Iran’s Hormuz blockade has been the primary driver of the current oil price surge, removing an estimated 10 to 14 million barrels per day from global supply for close to two weeks. The resulting price increase has created significant economic strain across multiple sectors and regions, raising the stakes of the administration’s energy policy response.

Bessent disclosed that approximately 140 million barrels of Iranian crude are stranded on tankers in international waters, oil originally destined for Chinese ports. A temporary waiver could redirect this supply to global buyers, providing an estimated two-week bridge of price support while the US continues its campaign to restore transit through the Strait of Hormuz.

The plan draws on a precedent established by a Treasury waiver for Russian oil that contributed approximately 130 million barrels to global supply.
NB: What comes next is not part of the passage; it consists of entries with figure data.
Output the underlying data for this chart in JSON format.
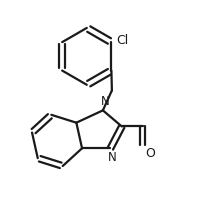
{
  "bg_color": "#ffffff",
  "line_color": "#1a1a1a",
  "line_width": 1.6,
  "figsize": [
    2.02,
    2.16
  ],
  "dpi": 100,
  "xlim": [
    -0.3,
    1.5
  ],
  "ylim": [
    -0.15,
    2.1
  ],
  "cl_label_fontsize": 9,
  "n_label_fontsize": 8.5,
  "o_label_fontsize": 9
}
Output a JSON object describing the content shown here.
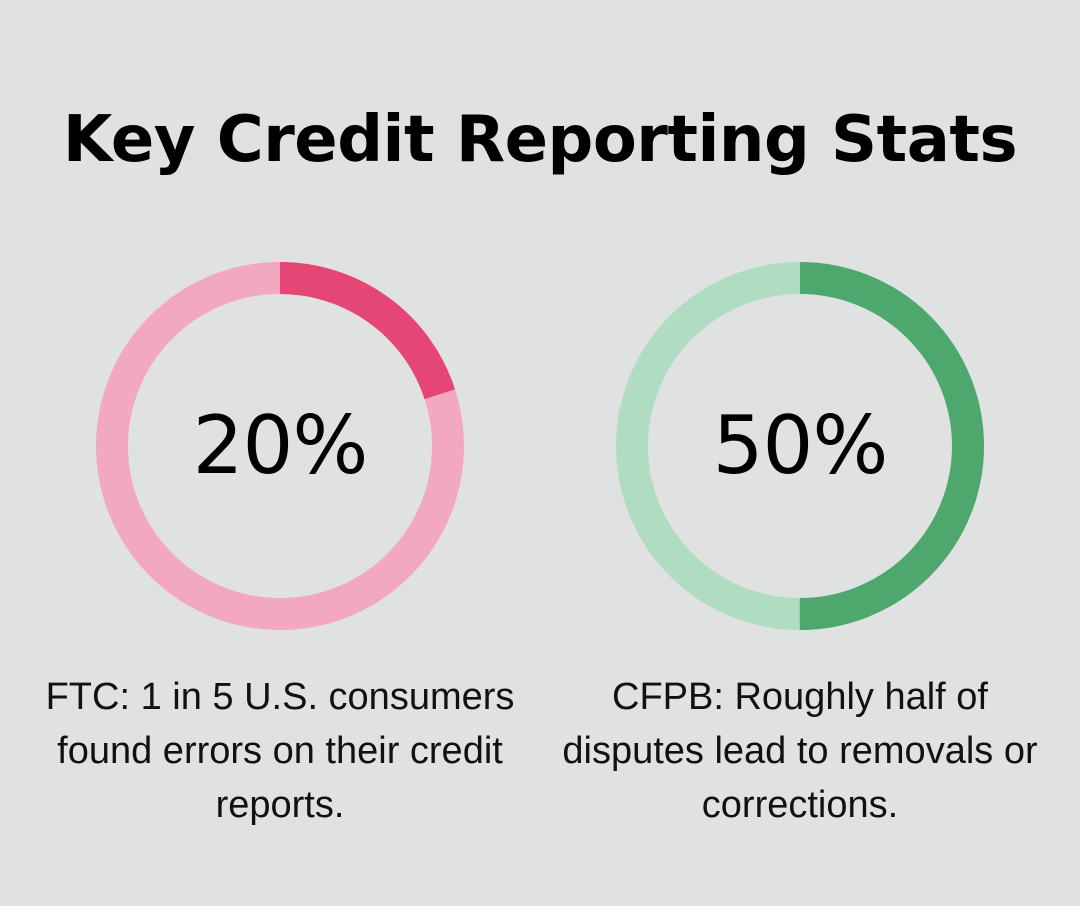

Bessent also confirmed that a unilateral US Strategic Petroleum Reserve release beyond the G7’s 400 million barrel coordinated commitment is being planned, while the administration maintains its stance against engagement in financial oil market instruments.

Independent analysts raised important warnings. Compliance professionals and policy experts argued that allowing Iran to sell its oil, even under a narrow and temporary waiver, would generate revenue for the Tehran regime that could sustain military activities and fund regional proxy forces. Critics described the plan as a measure that achieves brief price relief at the cost of a significant strategic concession to an active adversary.